Stainless pad eyes with stainless carabiners proved a simple solution.
I ran the line under the bunks and secured it with a figure 8 knot.
All bunk hatches in the open position. The night stands don’t allow the aft bunks to open as far as the forward bunks, but still quite workable. Truth is the front bunks won’t open that far either once the sleeping pads have been installed. I left plenty of line length for final adjustment of the tethers.
I love how the cabin turned out with the navy and white stripe. The stripes visually level out the cabin and hide the chine fillets.
Finally, I got the navigator console installed. I’m now ready to focus on the cockpit. Lots of control lines to run, holes to drill and seats to secure.
With the cabin virtually complete, minus the soft enclosure and sleeping pads, I’m ready to begin finishing the cockpit and construction of the boarding ladder. I can feel this project beginning to give way. It’s been such a rewarding build, I’m not sure I want it to end. Still tons to do, but I’m definitely on track for a spring launch.
I snuck in a few hours this morning to get a few odds n ends knocked out.
Take a look:
Navigator console with 2nd coat of epoxy applied.
Throttle/Shifter mount from Okoume plywood.
Angled bimini mounts from mahogany.
I’m really looking forward to building the last 2 major items for my boat. Namely, the motor cover and the outboard ladder. Still tons of little things to do, but definitely getting closer.
I wanted to build an additional console for the navigator. This console has a different purpose. It needs to hold misc small items of convenience and utility. I decided to use the same general layout as the helm console, yet with a few small changes.
Check it out:
I used the same top rail design, opened up the front and added a floor to hold the misc items.
Exposed corners can be very painful if not dangerous on a boat. I forgot to round over the top and bottom outside corner of this console, so I’ll rasp them round before applying the next coat of epoxy.
I cut a small dado on the back side to hold the floor. I also nipped off each corner to allow rain water to escape. The floor cutout on the right side of the image is to allow room for the butt joint doubler.

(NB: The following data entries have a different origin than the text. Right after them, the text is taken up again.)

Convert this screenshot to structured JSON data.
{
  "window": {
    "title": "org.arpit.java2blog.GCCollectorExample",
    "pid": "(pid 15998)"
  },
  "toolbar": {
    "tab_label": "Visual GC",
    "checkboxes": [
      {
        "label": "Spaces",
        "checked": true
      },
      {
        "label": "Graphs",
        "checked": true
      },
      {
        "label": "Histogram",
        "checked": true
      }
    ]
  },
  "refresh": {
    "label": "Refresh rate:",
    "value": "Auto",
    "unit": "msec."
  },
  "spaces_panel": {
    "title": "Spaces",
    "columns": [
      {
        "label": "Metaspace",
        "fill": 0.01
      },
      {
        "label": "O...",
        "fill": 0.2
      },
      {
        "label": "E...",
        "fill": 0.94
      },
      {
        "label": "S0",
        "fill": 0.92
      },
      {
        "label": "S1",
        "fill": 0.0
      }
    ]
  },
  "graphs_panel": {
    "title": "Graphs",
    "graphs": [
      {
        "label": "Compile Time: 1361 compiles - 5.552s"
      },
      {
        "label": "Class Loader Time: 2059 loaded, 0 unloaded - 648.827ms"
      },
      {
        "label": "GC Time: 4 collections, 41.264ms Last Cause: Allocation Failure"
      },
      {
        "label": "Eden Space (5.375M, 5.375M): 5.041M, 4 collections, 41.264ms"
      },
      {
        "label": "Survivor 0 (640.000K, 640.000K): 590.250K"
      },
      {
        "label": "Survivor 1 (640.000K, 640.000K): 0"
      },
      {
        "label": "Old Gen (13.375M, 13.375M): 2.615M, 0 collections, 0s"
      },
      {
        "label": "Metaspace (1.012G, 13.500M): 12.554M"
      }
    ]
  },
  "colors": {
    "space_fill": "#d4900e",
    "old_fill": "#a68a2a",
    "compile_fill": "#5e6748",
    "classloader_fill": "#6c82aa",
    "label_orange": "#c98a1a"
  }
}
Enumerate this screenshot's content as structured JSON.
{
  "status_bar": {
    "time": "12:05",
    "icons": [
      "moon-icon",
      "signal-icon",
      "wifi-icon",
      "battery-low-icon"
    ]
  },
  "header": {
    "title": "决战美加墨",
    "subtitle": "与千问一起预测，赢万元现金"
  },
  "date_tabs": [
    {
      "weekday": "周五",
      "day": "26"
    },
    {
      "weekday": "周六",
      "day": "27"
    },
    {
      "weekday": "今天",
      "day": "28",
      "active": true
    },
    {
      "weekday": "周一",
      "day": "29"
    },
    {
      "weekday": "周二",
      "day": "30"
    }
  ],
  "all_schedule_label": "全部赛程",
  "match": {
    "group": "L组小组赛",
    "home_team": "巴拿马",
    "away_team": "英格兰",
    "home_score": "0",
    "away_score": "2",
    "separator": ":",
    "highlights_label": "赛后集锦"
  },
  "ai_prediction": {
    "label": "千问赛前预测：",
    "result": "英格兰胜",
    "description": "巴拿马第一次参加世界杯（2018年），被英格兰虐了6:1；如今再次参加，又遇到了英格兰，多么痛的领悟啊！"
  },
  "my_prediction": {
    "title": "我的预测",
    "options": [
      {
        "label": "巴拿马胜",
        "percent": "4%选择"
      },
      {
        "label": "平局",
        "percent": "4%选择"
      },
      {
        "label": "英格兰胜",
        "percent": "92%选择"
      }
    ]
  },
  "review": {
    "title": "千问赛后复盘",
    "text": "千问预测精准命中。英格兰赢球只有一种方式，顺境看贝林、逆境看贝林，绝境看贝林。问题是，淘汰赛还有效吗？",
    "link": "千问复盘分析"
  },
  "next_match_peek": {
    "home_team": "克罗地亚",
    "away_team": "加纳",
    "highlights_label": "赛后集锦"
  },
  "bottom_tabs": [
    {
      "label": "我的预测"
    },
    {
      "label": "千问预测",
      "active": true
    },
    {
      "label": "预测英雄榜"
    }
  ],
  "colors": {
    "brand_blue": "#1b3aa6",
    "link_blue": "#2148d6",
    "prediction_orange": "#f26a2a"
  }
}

This console should be a handy place to stash my phone, camera, compass etc. I love being organized and this little console will go a long way in accomplishing this task. As the snow continues to fall outside and the temperatures hover in the teens, I’m thankful for a heated shop and a place to get out of the cold. It makes our winters so much more enjoyable to have a place to work. We all nordic ski in my family and we do love to get out in it, but today I’m grateful to stay inside, work on my boat and stay warm.
After 2 coats of epoxy and proper sanding, the console was ready to be installed.
Take a look:
I used wood screws from the backside of the bulkhead to hold the console in place while it cures. I’ll smooth the fillet against the gunwale (with a gloved finger and alcohol) once it sets up a little more.
I held the console just shy of the gunwale.
I held the top rail inboard, as not to compete with the gunwale line and curve.
I mocked up the steering cable to make sure it would reach before installing the console. It looks to be just right in length. I’ll now begin working on a navigator console to hold sun screen, camera, binoculars and other misc.